T in formula_jIndicate the word frequency of word t in m documents, N indicates total number of documents, n_jIndicate that the number of files comprising word t, denominator are Normalization factor.

5. a kind of text feature selection method based on all standing Granule Computing as described in claim 1, it is characterised in that: " text When shelves-word frequency " Probability p is greater than 0, matrix w is 1, and when " document-word frequency " Probability p is greater than 0, matrix w is 0, realizes the grain to document Degreeization.

6. a kind of text feature selection method based on all standing Granule Computing as claimed in any one of claims 1 to 5, feature It is, all standing Granule Computing model is as follows:

center_C(x)=∩ { N_C(x)|x∈N_C(x),N_C(x)∈G_xCenter (C)={ center_C(x)|x∈U}

The core of C is defined as:

7. a kind of text feature selection method based on all standing Granule Computing as claimed in claim 4, which is characterized in that be based on Steps are as follows for the feature reduction of all standing Granule Computing:

(1): calculating the center center (D) of feature word set D, and calculate the granular entropy I (D) of D.

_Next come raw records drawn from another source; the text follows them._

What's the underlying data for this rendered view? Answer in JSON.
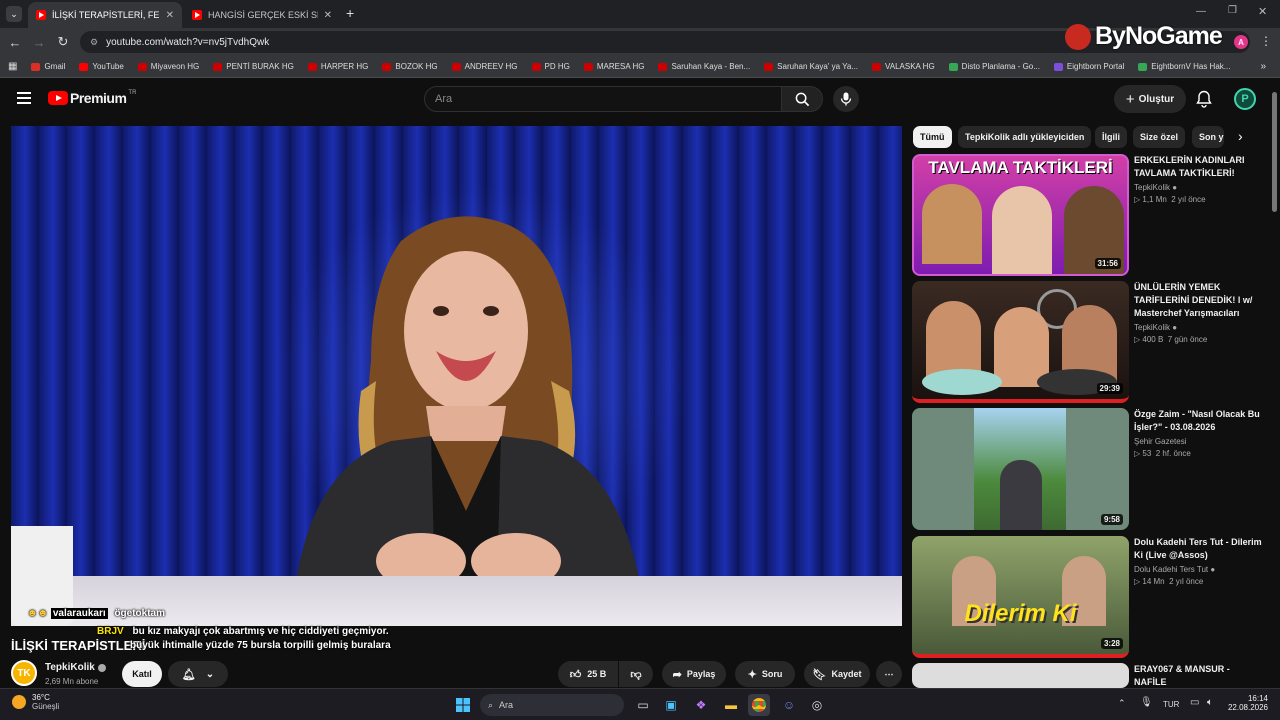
{
  "browser": {
    "tabs": [
      {
        "title": "İLİŞKİ TERAPİSTLERİ, FENOMENL",
        "active": true
      },
      {
        "title": "HANGİSİ GERÇEK ESKİ SEVGİLİS",
        "active": false
      }
    ],
    "url": "youtube.com/watch?v=nv5jTvdhQwk",
    "bookmarks": [
      "Gmail",
      "YouTube",
      "Miyaveon HG",
      "PENTİ BURAK HG",
      "HARPER HG",
      "BOZOK HG",
      "ANDREEV HG",
      "PD HG",
      "MARESA HG",
      "Saruhan Kaya - Ben...",
      "Saruhan Kaya' ya Ya...",
      "VALASKA HG",
      "Disto Planlama - Go...",
      "Eightborn Portal",
      "EightbornV Has Hak..."
    ],
    "watermark": "ByNoGame",
    "profile_initial": "A"
  },
  "header": {
    "logo": "Premium",
    "region": "TR",
    "search_placeholder": "Ara",
    "create_label": "Oluştur"
  },
  "video": {
    "title": "İLİŞKİ TERAPİSTLERİ",
    "chat": [
      {
        "user": "valaraukarı",
        "text": "ögetoktam"
      },
      {
        "user": "BRJV",
        "text": "bu kız makyajı çok abartmış ve hiç ciddiyeti geçmiyor."
      },
      {
        "user": "",
        "text": "büyük ihtimalle yüzde 75 bursla torpilli gelmiş buralara"
      }
    ]
  },
  "channel": {
    "name": "TepkiKolik",
    "subscribers": "2,69 Mn abone",
    "join_label": "Katıl"
  },
  "actions": {
    "likes": "25 B",
    "share": "Paylaş",
    "ask": "Soru",
    "save": "Kaydet"
  },
  "chips": [
    "Tümü",
    "TepkiKolik adlı yükleyiciden",
    "İlgili",
    "Size özel",
    "Son y"
  ],
  "recommendations": [
    {
      "title": "ERKEKLERİN KADINLARI TAVLAMA TAKTİKLERİ!",
      "channel": "TepkiKolik",
      "verified": true,
      "views": "1,1 Mn",
      "age": "2 yıl önce",
      "duration": "31:56",
      "thumb_text": "TAVLAMA TAKTİKLERİ"
    },
    {
      "title": "ÜNLÜLERİN YEMEK TARİFLERİNİ DENEDİK! l w/ Masterchef Yarışmacıları",
      "channel": "TepkiKolik",
      "verified": true,
      "views": "400 B",
      "age": "7 gün önce",
      "duration": "29:39",
      "thumb_text": ""
    },
    {
      "title": "Özge Zaim - \"Nasıl Olacak Bu İşler?\" - 03.08.2026",
      "channel": "Şehir Gazetesi",
      "verified": false,
      "views": "53",
      "age": "2 hf. önce",
      "duration": "9:58",
      "thumb_text": ""
    },
    {
      "title": "Dolu Kadehi Ters Tut - Dilerim Ki (Live @Assos)",
      "channel": "Dolu Kadehi Ters Tut",
      "verified": true,
      "views": "14 Mn",
      "age": "2 yıl önce",
      "duration": "3:28",
      "thumb_text": "Dilerim Ki"
    },
    {
      "title": "ERAY067 & MANSUR - NAFİLE",
      "channel": "",
      "verified": false,
      "views": "",
      "age": "",
      "duration": "",
      "thumb_text": ""
    }
  ],
  "taskbar": {
    "temp": "36°C",
    "weather": "Güneşli",
    "search": "Ara",
    "lang": "TUR",
    "time": "16:14",
    "date": "22.08.2026"
  },
  "colors": {
    "accent_red": "#ff0000",
    "chip_active": "#f1f1f1",
    "bg": "#0f0f0f"
  }
}
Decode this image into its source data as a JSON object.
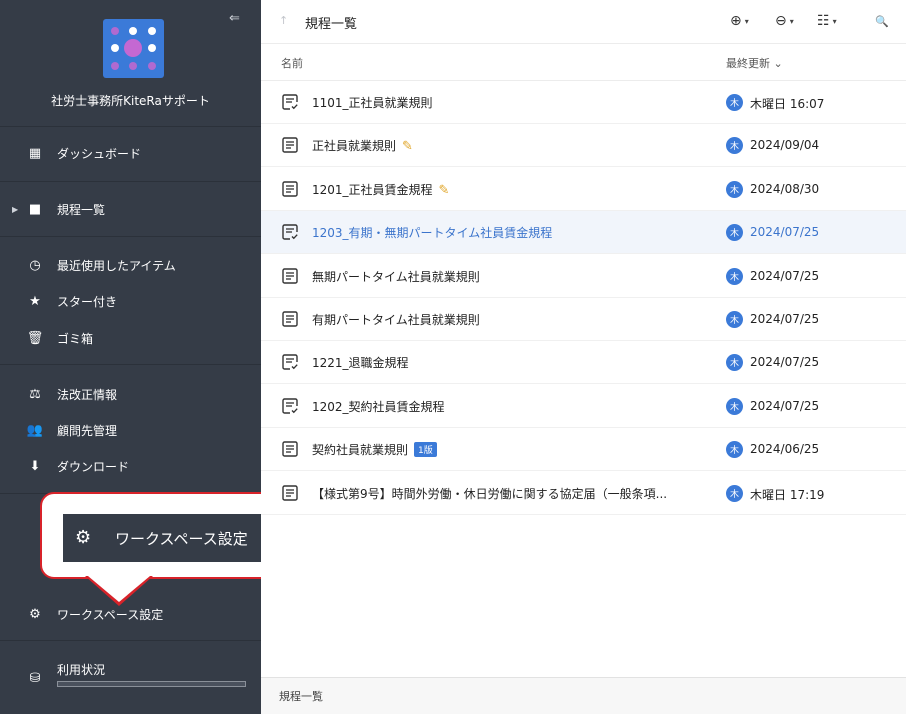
{
  "sidebar": {
    "collapse_icon": "⇐",
    "org_name": "社労士事務所KiteRaサポート",
    "colors": {
      "background": "#353c47",
      "logo": "#3b7ad8",
      "logo_accent": "#c468d2"
    },
    "items": [
      {
        "icon": "dashboard-icon",
        "glyph": "▦",
        "label": "ダッシュボード"
      },
      {
        "icon": "folder-icon",
        "glyph": "■",
        "label": "規程一覧"
      },
      {
        "icon": "clock-icon",
        "glyph": "◷",
        "label": "最近使用したアイテム"
      },
      {
        "icon": "star-icon",
        "glyph": "★",
        "label": "スター付き"
      },
      {
        "icon": "trash-icon",
        "glyph": "🗑",
        "label": "ゴミ箱"
      },
      {
        "icon": "scale-icon",
        "glyph": "⚖",
        "label": "法改正情報"
      },
      {
        "icon": "people-icon",
        "glyph": "👥",
        "label": "顧問先管理"
      },
      {
        "icon": "download-icon",
        "glyph": "⬇",
        "label": "ダウンロード"
      },
      {
        "icon": "gear-icon",
        "glyph": "⚙",
        "label": "ワークスペース設定"
      },
      {
        "icon": "database-icon",
        "glyph": "⛁",
        "label": "利用状況"
      }
    ]
  },
  "callout": {
    "icon": "gear-icon",
    "glyph": "⚙",
    "label": "ワークスペース設定",
    "border_color": "#d8232a"
  },
  "header": {
    "up_icon": "↑",
    "title": "規程一覧",
    "tools": [
      {
        "icon": "add-circle-icon",
        "glyph": "⊕",
        "caret": "▾"
      },
      {
        "icon": "more-circle-icon",
        "glyph": "⊖",
        "caret": "▾"
      },
      {
        "icon": "filter-settings-icon",
        "glyph": "☷",
        "caret": "▾"
      },
      {
        "icon": "search-icon",
        "glyph": "🔍"
      }
    ]
  },
  "columns": {
    "name": "名前",
    "updated": "最終更新",
    "sort_icon": "⌄"
  },
  "files": [
    {
      "name": "1101_正社員就業規則",
      "icon": "doc-check-icon",
      "date": "木曜日 16:07",
      "avatar": "木"
    },
    {
      "name": "正社員就業規則",
      "icon": "doc-icon",
      "date": "2024/09/04",
      "avatar": "木",
      "edit_mark": "✎"
    },
    {
      "name": "1201_正社員賃金規程",
      "icon": "doc-icon",
      "date": "2024/08/30",
      "avatar": "木",
      "edit_mark": "✎"
    },
    {
      "name": "1203_有期・無期パートタイム社員賃金規程",
      "icon": "doc-check-icon",
      "date": "2024/07/25",
      "avatar": "木",
      "selected": true
    },
    {
      "name": "無期パートタイム社員就業規則",
      "icon": "doc-icon",
      "date": "2024/07/25",
      "avatar": "木"
    },
    {
      "name": "有期パートタイム社員就業規則",
      "icon": "doc-icon",
      "date": "2024/07/25",
      "avatar": "木"
    },
    {
      "name": "1221_退職金規程",
      "icon": "doc-check-icon",
      "date": "2024/07/25",
      "avatar": "木"
    },
    {
      "name": "1202_契約社員賃金規程",
      "icon": "doc-check-icon",
      "date": "2024/07/25",
      "avatar": "木"
    },
    {
      "name": "契約社員就業規則",
      "icon": "doc-icon",
      "date": "2024/06/25",
      "avatar": "木",
      "badge": "1版"
    },
    {
      "name": "【様式第9号】時間外労働・休日労働に関する協定届（一般条項...",
      "icon": "doc-icon",
      "date": "木曜日 17:19",
      "avatar": "木"
    }
  ],
  "footer": {
    "label": "規程一覧"
  },
  "accent": "#3b7ad8"
}
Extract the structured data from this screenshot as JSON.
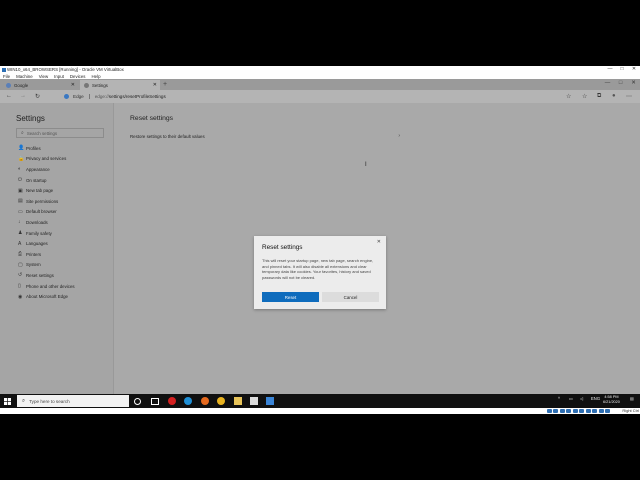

(2): feature word set core (D)=φ after enabling reduction calculates the document sets D that Feature Words are concentrated_i∈ D is in feature word set D Different degreeIfThen core (D)=core (D) ∪ { D_i}。

(3): whether I (Core (D))=I (D) is true at this time for calculating, terminates step if setting up, core (D) is characterized word at this time Collect the most granule reduction of D；Otherwise, if I (core (D)) < I (D), step 4 is executed.

(4): enabling P=core (D).

(5): calculating the document sets D that word includes_tRelative Link Importance Sig of the ∈ D-P relative to feature word set D_P(D_t), find out satisfactionDocument sets D_t, it is added in P, P=P ∪ { D }.

(6): whether I (P)=I (D) is true at this time for calculating, terminates step if setting up, P at this time is the one of feature word set D A reduction；Otherwise previous step is returned.